Non si tratta però appunto dell’incontro con una verità astratta – e sarebbe già tanto, perché siamo fatti per la verità (come ci siamo già detti all’inizio, nella Questione 1) – e perfino neppure con la Legge di Dio (come era ancora nell’Antico testamento) – che ci darebbe già tanta luce ma non ci darebbe ancora la forza per mettere in pratica quella Parola (cfr.Rm 7, ma anche Rm 2–3 e Gal 3) – ma si tratta dell’incontro con Gesù (oggi, in me), dell’essere inseriti in Lui (S. Paolo usa addirittura la parola “innestati” in Lui, Rm 11,23-24), di accoglierLo in me, dell’essere una cosa sola con Lui.

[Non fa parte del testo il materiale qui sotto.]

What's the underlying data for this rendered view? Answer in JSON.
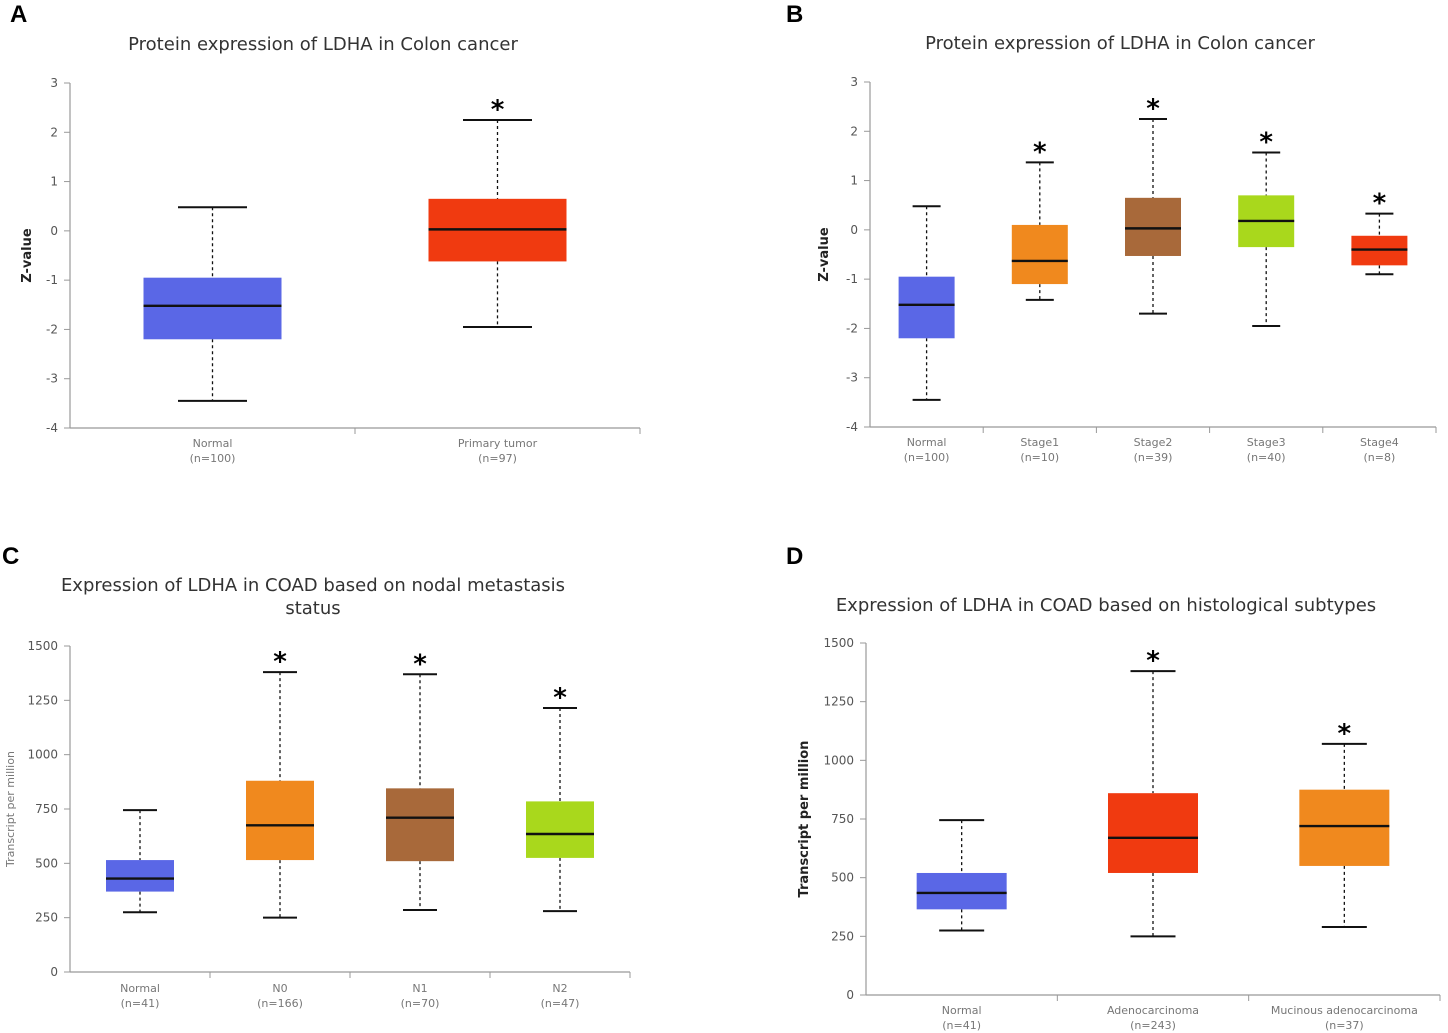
{
  "chart_data": [
    {
      "panel": "A",
      "type": "box",
      "title": [
        "Protein expression of LDHA in Colon cancer"
      ],
      "xlabel": "",
      "ylabel": "Z-value",
      "ylim": [
        -4,
        3
      ],
      "yticks": [
        3,
        2,
        1,
        0,
        -1,
        -2,
        -3,
        -4
      ],
      "ytick_labels": [
        "3",
        "2",
        "1",
        "0",
        "-1",
        "-2",
        "-3",
        "-4"
      ],
      "categories": [
        {
          "name": "Normal",
          "n": "(n=100)",
          "color": "#5a67e6",
          "whisker_low": -3.45,
          "q1": -2.2,
          "median": -1.52,
          "q3": -0.95,
          "whisker_high": 0.48,
          "star": ""
        },
        {
          "name": "Primary tumor",
          "n": "(n=97)",
          "color": "#f03a10",
          "whisker_low": -1.95,
          "q1": -0.62,
          "median": 0.03,
          "q3": 0.65,
          "whisker_high": 2.25,
          "star": "*"
        }
      ]
    },
    {
      "panel": "B",
      "type": "box",
      "title": [
        "Protein expression of LDHA in Colon cancer"
      ],
      "xlabel": "",
      "ylabel": "Z-value",
      "ylim": [
        -4,
        3
      ],
      "yticks": [
        3,
        2,
        1,
        0,
        -1,
        -2,
        -3,
        -4
      ],
      "ytick_labels": [
        "3",
        "2",
        "1",
        "0",
        "-1",
        "-2",
        "-3",
        "-4"
      ],
      "categories": [
        {
          "name": "Normal",
          "n": "(n=100)",
          "color": "#5a67e6",
          "whisker_low": -3.45,
          "q1": -2.2,
          "median": -1.52,
          "q3": -0.95,
          "whisker_high": 0.48,
          "star": ""
        },
        {
          "name": "Stage1",
          "n": "(n=10)",
          "color": "#f0891e",
          "whisker_low": -1.42,
          "q1": -1.1,
          "median": -0.63,
          "q3": 0.1,
          "whisker_high": 1.37,
          "star": "*"
        },
        {
          "name": "Stage2",
          "n": "(n=39)",
          "color": "#a8693a",
          "whisker_low": -1.7,
          "q1": -0.53,
          "median": 0.03,
          "q3": 0.65,
          "whisker_high": 2.25,
          "star": "*"
        },
        {
          "name": "Stage3",
          "n": "(n=40)",
          "color": "#a9d81c",
          "whisker_low": -1.95,
          "q1": -0.35,
          "median": 0.18,
          "q3": 0.7,
          "whisker_high": 1.57,
          "star": "*"
        },
        {
          "name": "Stage4",
          "n": "(n=8)",
          "color": "#f03a10",
          "whisker_low": -0.9,
          "q1": -0.72,
          "median": -0.4,
          "q3": -0.12,
          "whisker_high": 0.33,
          "star": "*"
        }
      ]
    },
    {
      "panel": "C",
      "type": "box",
      "title": [
        "Expression of LDHA in COAD based on nodal metastasis",
        "status"
      ],
      "xlabel": "",
      "ylabel": "Transcript per million",
      "ylim": [
        0,
        1500
      ],
      "yticks": [
        1500,
        1250,
        1000,
        750,
        500,
        250,
        0
      ],
      "ytick_labels": [
        "1500",
        "1250",
        "1000",
        "750",
        "500",
        "250",
        "0"
      ],
      "categories": [
        {
          "name": "Normal",
          "n": "(n=41)",
          "color": "#5a67e6",
          "whisker_low": 275,
          "q1": 370,
          "median": 430,
          "q3": 515,
          "whisker_high": 745,
          "star": ""
        },
        {
          "name": "N0",
          "n": "(n=166)",
          "color": "#f0891e",
          "whisker_low": 250,
          "q1": 515,
          "median": 675,
          "q3": 880,
          "whisker_high": 1380,
          "star": "*"
        },
        {
          "name": "N1",
          "n": "(n=70)",
          "color": "#a8693a",
          "whisker_low": 285,
          "q1": 510,
          "median": 710,
          "q3": 845,
          "whisker_high": 1370,
          "star": "*"
        },
        {
          "name": "N2",
          "n": "(n=47)",
          "color": "#a9d81c",
          "whisker_low": 280,
          "q1": 525,
          "median": 635,
          "q3": 785,
          "whisker_high": 1215,
          "star": "*"
        }
      ]
    },
    {
      "panel": "D",
      "type": "box",
      "title": [
        "Expression of LDHA in COAD based on histological subtypes"
      ],
      "xlabel": "",
      "ylabel": "Transcript per million",
      "ylim": [
        0,
        1500
      ],
      "yticks": [
        1500,
        1250,
        1000,
        750,
        500,
        250,
        0
      ],
      "ytick_labels": [
        "1500",
        "1250",
        "1000",
        "750",
        "500",
        "250",
        "0"
      ],
      "categories": [
        {
          "name": "Normal",
          "n": "(n=41)",
          "color": "#5a67e6",
          "whisker_low": 275,
          "q1": 365,
          "median": 435,
          "q3": 520,
          "whisker_high": 745,
          "star": ""
        },
        {
          "name": "Adenocarcinoma",
          "n": "(n=243)",
          "color": "#f03a10",
          "whisker_low": 250,
          "q1": 520,
          "median": 670,
          "q3": 860,
          "whisker_high": 1380,
          "star": "*"
        },
        {
          "name": "Mucinous adenocarcinoma",
          "n": "(n=37)",
          "color": "#f0891e",
          "whisker_low": 290,
          "q1": 550,
          "median": 720,
          "q3": 875,
          "whisker_high": 1070,
          "star": "*"
        }
      ]
    }
  ]
}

Questo porta frutto nella vita, cioè il vero cambiamento, ci cambia la vita, ci rende nuovi (S. Paolo dice: “Se uno è in Cristo è una creatura nova”, 2 Cor 5,17). Essere in Cristo è la radice della vita cristiana (S. Paolo usa innumerevoli volte questa espressione “in Cristo”).
Ecco perché già in quella prima predica cristiana della storia S. Pietro risponde alla domanda “cosa dobbiamo fare?” non solo con una indicazione di tipo morale (cambiamento di vita) ma con un volgersi a Cristo (conversione) e soprattutto con la necessità del sacramento (Battesimo) per essere inseriti in Cristo, per ricevere in noi la Sua vita, così come per ricevere poi il dono dello Spirito Santo (diremmo: la Cresima).
Dal seguito del racconto, cioè nella risposta obbediente (“l’obbedienza della fede”, cfr. Rm 1,5) di 3000 persone che si convertono in quel solo primo giorno della Chiesa, comprendiamo anche che non si può essere cristiani senza la perseveranza non solo nell’ascoltare l’insegnamento di Cristo e della Chiesa (gli Apostoli) ma soprattutto all’Eucaristia (la fractio panis, “lo spezzare il pane”), così come l’unione profonda (comunione, Koinonia) con tutti gli altri fratelli cristiani.
“Allora coloro che accolsero la sua parola furono battezzati e quel giorno furono aggiunte circa tremila persone. Erano perseveranti nell’insegnamento degli apostoli e nella comunione, nello spezzare il pane e nelle preghiere” (At 2, 41-42).